À l’instar de l’abbaye Sainte-Geneviève, Notre-Dame-des-Victoires abritait un riche cabinet de curiosités. Il a été fondé par quelques religieux au tout début du xviiie siècle et constamment enrichi par la suite. L’inventaire qui en a été dressé à la Révolution témoigne des goûts éclectiques et de la curiosité de certains Petits-Pères. Certains objets, comme un buste de Diderot, prouvent aussi que l’esprit du siècle des Lumières avait pénétré la clôture : il est en partie responsable du déclin spirituel du couvent. En outre, les Augustins déchaussés possédaient de nombreux tableaux dont certains de grands maîtres. À côté de programmes commandés par les religieux, comme le cycle du réfectoire ou celui du chœur de l’église sur la vie de saint Augustin, se trouvaient un grand nombre de portraits et de toiles variées. Preuve de la notoriété des Petits-Pères, deux d’entre eux se sont fait peindre par Hyacinthe Rigaud. Toutes ces collections ont été dispersées à la Révolution.

Chapitre IV
Les religieux célèbres

Le couvent de Notre-Dame-des-Victoires a abrité un certain nombre de religieux dont les œuvres sont encore connues de nos jours. Le plus célèbre est peut-être le frère Fiacre, même s’il n’a laissé qu’un manuscrit. Certains religieux étaient théologiens : il faut citer entre autres le père Léon de Sainte-Monique qui a écrit plusieurs ouvrages.

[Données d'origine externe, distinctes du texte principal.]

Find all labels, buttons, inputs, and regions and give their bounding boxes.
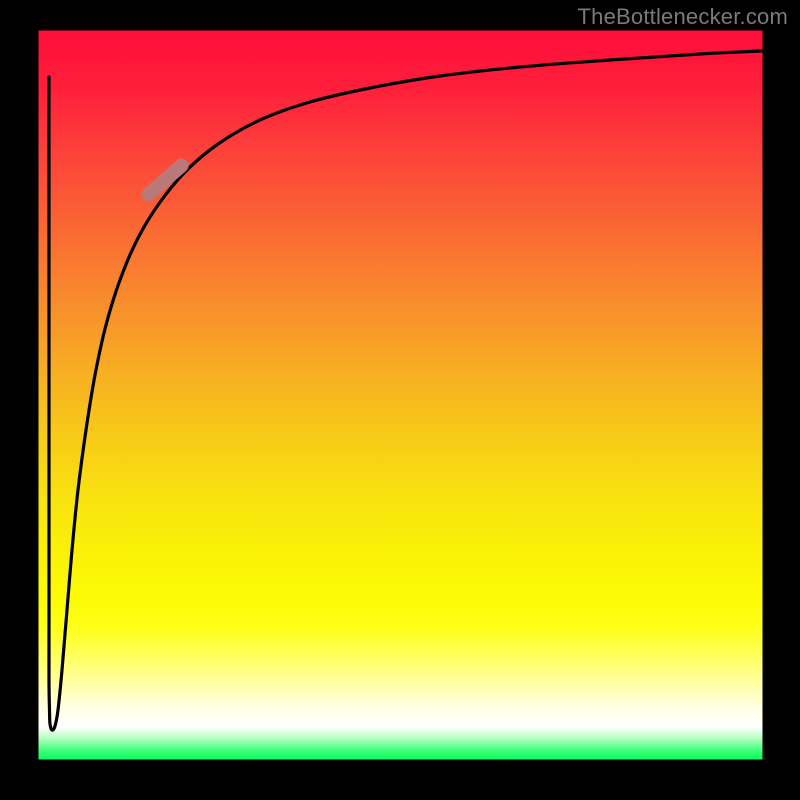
watermark-label: TheBottlenecker.com (578, 4, 788, 30)
plot-area (38, 30, 763, 760)
bottleneck-chart (0, 0, 800, 800)
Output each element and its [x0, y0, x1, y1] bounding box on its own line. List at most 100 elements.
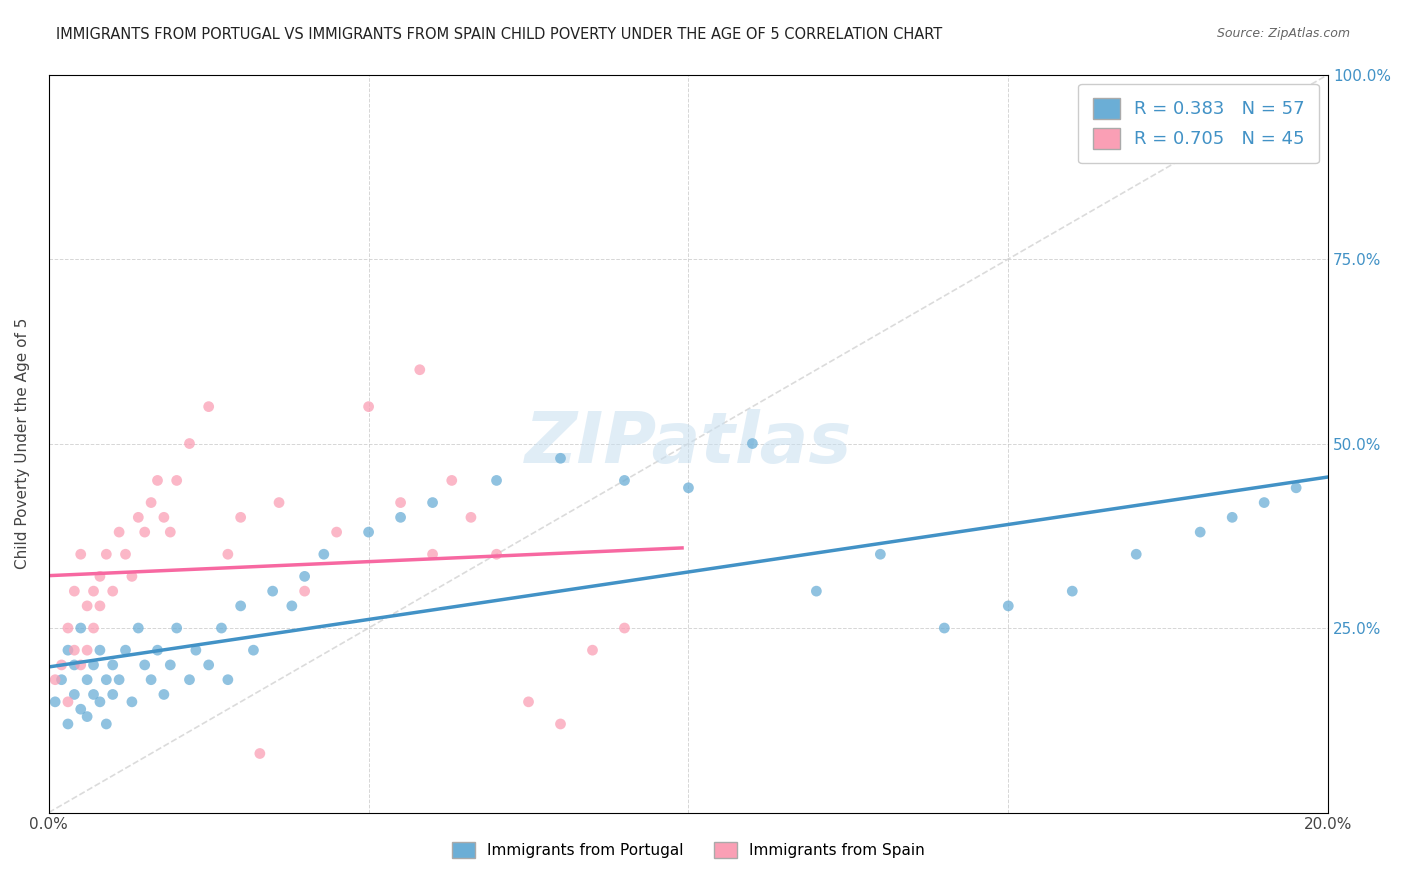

D’autres étaient plutôt spécialisés dans les humanités : c’est le cas du père Léonard de Sainte-Catherine-de-Sienne, dont les très nombreux portefeuilles manuscrits sont très éclairants sur l’érudition à la fin du xviie siècle. C’est aussi le cas du père Anselme de la Vierge-Marie, auteur de l’Histoire généalogique et chronologique de la maison royale de France, ouvrage encore utilisé aujourd’hui par les historiens.


Conclusion

Le couvent de Notre-Dame-des-Victoires a été injustement oublié par les historiens. Ses liens avec la monarchie et ses richesse artistiques en faisaient l’un des principaux établissements religieux de Paris à l’époque moderne. C’est d’ailleurs cette notoriété qui est en partie responsable de son déclin spirituel, déclin dont les crises du xviiie siècle sont les révélateurs. La volonté de satisfaire les fidèles illustres qui fréquentaient leurs murs a poussé les Petits-Pères à s’éloigner de leurs constitutions, à tel point que peu de particularités les distinguent du grand ordre à la fin du xviiie siècle. C’est en partie pour cela que le couvent n’a pas été rouvert après la Révolution.


Annexes

Édition de textes relatifs à la congrégation et à son établissement parisien. — Répertoire de fidèles ayant fréquenté Notre-Dame-des-Victoires. — Glossaire. — Plans du couvent.